In a 2013 interview with Jeffrey Brown, host of “Art Beat” on PBS, playwright Jon Robin Baitz shares that the idea for Other Desert Cities came from his trying to either exuviate or make sense of his life as a writer up to that point, taking stock of the potential damage he’d been a party to or may have done as a writer.
He goes on to say that he was wondering about the hubris—the act of writing about people who are living beings—that so many do this and so few get to respond to it. And while there are many great memoirs, there are also many that are absolutely unreliable in a fundamental sense, and that he was having a low-level crisis of consciousness.
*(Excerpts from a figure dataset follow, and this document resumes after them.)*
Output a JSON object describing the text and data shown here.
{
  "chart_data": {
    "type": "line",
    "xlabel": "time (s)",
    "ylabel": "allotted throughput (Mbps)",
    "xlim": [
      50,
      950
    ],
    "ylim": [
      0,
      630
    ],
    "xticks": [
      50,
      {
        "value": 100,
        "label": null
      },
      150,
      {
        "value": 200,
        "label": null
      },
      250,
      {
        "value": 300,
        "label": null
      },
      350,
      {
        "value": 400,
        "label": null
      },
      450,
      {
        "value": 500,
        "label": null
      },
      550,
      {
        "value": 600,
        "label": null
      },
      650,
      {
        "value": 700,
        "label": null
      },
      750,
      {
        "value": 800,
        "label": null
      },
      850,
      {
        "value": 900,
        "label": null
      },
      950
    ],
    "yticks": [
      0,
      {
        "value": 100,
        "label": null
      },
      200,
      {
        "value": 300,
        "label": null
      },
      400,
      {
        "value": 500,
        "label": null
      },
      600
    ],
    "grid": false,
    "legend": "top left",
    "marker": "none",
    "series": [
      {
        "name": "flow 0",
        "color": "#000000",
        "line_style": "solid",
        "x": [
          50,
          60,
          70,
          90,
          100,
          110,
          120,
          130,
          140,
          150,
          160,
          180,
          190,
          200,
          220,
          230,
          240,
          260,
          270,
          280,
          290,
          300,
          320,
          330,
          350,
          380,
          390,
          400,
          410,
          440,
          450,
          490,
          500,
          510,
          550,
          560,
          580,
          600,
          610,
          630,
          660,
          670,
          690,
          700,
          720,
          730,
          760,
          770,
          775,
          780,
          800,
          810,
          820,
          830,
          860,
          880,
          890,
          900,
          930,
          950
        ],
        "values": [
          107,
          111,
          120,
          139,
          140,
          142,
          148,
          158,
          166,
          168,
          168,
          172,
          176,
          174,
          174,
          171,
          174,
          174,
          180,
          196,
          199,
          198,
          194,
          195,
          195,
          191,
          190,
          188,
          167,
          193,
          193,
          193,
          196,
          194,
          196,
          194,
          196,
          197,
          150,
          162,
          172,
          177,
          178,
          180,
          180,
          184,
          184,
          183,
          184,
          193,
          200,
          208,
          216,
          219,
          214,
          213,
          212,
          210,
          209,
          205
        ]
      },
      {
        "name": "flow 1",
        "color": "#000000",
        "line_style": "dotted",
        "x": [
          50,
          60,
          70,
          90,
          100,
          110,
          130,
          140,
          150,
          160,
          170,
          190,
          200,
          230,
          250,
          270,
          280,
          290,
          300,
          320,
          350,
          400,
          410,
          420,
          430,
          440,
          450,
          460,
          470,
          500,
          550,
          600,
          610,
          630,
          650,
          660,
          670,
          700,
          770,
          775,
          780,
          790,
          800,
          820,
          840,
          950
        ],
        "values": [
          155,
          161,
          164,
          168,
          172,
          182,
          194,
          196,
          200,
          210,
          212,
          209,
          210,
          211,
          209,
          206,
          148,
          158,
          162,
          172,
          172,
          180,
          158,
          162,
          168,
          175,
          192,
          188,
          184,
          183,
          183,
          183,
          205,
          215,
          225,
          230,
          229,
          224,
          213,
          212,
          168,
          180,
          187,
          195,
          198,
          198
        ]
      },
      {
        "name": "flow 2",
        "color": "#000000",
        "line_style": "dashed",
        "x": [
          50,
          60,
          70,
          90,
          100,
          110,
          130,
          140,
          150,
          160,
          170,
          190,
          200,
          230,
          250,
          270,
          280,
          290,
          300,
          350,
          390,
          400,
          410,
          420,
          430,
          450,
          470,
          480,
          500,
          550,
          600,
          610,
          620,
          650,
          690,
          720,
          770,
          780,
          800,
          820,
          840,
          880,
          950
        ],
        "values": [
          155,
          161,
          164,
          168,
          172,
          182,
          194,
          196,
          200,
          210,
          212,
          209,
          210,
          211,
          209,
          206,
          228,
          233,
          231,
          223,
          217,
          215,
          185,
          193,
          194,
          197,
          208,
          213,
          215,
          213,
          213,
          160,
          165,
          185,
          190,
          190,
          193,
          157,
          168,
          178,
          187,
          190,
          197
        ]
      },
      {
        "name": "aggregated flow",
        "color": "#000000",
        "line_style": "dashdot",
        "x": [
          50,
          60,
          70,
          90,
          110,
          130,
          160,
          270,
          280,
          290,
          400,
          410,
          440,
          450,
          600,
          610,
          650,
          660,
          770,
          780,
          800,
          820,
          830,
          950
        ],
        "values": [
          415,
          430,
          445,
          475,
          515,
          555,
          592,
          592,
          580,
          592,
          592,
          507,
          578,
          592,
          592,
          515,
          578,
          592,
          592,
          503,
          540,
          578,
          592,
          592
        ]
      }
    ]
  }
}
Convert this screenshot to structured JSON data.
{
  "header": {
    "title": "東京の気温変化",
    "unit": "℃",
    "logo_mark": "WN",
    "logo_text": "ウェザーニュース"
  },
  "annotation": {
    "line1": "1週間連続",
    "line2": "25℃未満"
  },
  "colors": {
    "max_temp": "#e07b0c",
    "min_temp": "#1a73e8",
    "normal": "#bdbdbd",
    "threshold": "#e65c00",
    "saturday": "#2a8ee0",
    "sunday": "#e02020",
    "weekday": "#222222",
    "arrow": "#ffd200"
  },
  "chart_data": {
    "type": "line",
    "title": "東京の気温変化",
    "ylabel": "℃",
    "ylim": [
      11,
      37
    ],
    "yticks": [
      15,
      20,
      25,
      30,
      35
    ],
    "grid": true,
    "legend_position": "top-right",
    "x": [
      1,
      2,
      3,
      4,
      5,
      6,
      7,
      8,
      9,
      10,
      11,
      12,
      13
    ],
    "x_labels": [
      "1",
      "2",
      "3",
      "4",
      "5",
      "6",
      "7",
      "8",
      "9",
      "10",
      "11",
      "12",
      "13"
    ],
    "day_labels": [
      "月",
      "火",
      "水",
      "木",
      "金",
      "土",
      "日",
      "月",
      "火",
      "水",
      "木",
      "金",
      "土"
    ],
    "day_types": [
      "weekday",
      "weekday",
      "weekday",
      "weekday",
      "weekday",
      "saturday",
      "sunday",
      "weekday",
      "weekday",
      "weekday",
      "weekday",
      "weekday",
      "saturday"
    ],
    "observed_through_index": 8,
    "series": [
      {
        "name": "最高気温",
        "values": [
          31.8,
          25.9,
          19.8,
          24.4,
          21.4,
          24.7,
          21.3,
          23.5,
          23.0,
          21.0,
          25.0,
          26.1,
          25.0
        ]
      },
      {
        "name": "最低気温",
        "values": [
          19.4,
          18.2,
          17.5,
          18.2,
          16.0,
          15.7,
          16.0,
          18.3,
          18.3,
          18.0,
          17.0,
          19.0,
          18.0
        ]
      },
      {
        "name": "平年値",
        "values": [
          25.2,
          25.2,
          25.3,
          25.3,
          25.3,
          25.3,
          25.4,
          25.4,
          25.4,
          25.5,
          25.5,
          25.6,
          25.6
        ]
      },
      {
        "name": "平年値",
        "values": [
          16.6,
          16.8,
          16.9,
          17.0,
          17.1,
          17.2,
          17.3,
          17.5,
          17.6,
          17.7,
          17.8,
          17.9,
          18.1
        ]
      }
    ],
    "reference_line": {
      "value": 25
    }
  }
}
I think it’s that level of self-examination and transparency that yields a play, from Baitz’s pen, with such flawed, beautiful and intriguing characters. Each of them searching for their place with each other, themselves and the worlds they choose to inhabit and attempt to reconcile, much as I imagine Baitz was doing himself.
There is no love greater than family and hence no wounds that cut deeper. Put in the shaker great secrets, addiction, depression, and parents and children with divergent political views and you have a martini that easily becomes a Molotov cocktail.
Baitz reveals that one of the reasons the play is called Other Desert Cities, is because he’s also thinking about the war in Iraq, as he has a character in the play state, “… a war going on a thousand miles away in another desert.” Baitz states that his interest is in complacency and how the concerns of the party in control at that time, seemed to be more about economic power than true political concerns.
It’s these themes about politics, family, morality, and conscience, that we get to examine through the eyes and struggles of Brooke Wyeth and her family—themes that are unfortunately all too relevant in our present-day lives. Will the Wyeth’s reconcile and come to terms, or have they cut too deep?